Hutson consulted some of his trainees as to why the original campaign wasn’t reaching the three million people it employs, and they pointed out that the petition wasn’t on the social media channels with which so many engage. He asked them to design an Instagram campaign, and #SeatAtTheTable was born. A flurry of well-known chefs and sector figures filmed videos urging their peers to sign the petition and get the debate for a hospitality minister into parliament.

“I didn’t start out with the intention of making a political statement, really,” he remembers. “I have always felt we’re very underrepresented in government. If you go to a small Caribbean island, the second most important person in the government after the prime minister is the tourism minister. It just felt we weren’t taking this huge sector and massive driver of the economy seriously.

“We had the 100,000 signatures we needed to get it into parliament for debate fairly quickly, and by the time the debate happened we had over 200,000.”

Is Hutson hopeful that these efforts will be rewarded?

“I was pleased at least that the sector had risen to the challenge, showing the government that a lot of people care about this,” he states. “Whether we will ever get our own dedicated minister for hospitality in the way that I see it – a cabinet post for hospitality and tourism – frankly, I’m sceptical we’ll ever get someone at that level. But it does need to be more joined up for the sector. That could come in many different forms. 

“If there’s one thing that has been recognised this year it’s that this is a massive sector of passionate, creative, entrepreneurial people and there is no doubt it has raised its profile.” 

A new pig is born
The latest addition to The Pig family will open in September in the South Downs, pictured above, near Arundel in West Sussex. 

“The build slowed down a bit because of Covid, so we couldn’t have as many builders on site,” Hutson explains. “All The Pigs have about 100 staff, some of which come from within existing properties – the core management – and are replaced where they came from. We’ve created a lot of new jobs too.”
When asked if the group will continue to grow, Hutson notes his brands aren’t suitable for a cookie-cutter roll-out. 

“We’ve opened a hotel pretty much every year for the last 10 years, so our team will be more than 1,000 people,” he explains. “I have no desire to take over the world.”

The new Pig sounds every bit as tranquil as the rest of the group, according to the group’s latest official comms: a Regency main house with a traditional greenhouse restaurant, and rooms spread out between a higgledy-piggledy collection of traditional brick, flint and timber-clad Sussex stable yard buildings, which, together with field and garden wagons, provide a range and variety of accommodation. 

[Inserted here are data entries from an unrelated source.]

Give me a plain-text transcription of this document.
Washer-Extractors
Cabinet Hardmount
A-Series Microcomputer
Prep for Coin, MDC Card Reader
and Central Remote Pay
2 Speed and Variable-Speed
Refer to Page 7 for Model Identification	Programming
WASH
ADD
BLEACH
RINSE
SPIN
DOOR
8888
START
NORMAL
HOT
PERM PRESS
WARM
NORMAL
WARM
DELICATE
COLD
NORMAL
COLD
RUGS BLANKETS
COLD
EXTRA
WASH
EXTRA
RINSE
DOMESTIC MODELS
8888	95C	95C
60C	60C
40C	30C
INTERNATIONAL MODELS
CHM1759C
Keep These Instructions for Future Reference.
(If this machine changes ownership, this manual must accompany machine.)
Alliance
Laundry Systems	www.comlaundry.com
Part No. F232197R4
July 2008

The mature, walled kitchen garden is one of the group’s largest at almost two acres. The gardening team has already been working to unearth its history, planting and experimenting for the upcoming menus.

There’s also an orchard of old English apple trees, fruit cages and espaliers that are more than 50 years old. The group’s flock of South Downs sheep is already grazing the pastures and in a first for The Pigs, 4,000 vines of Chardonnay, Pinot Noir and Pinot Meunier have been planted to create a vineyard that will be in full view of the restaurant – it is hoped the first harvest will arrive next year.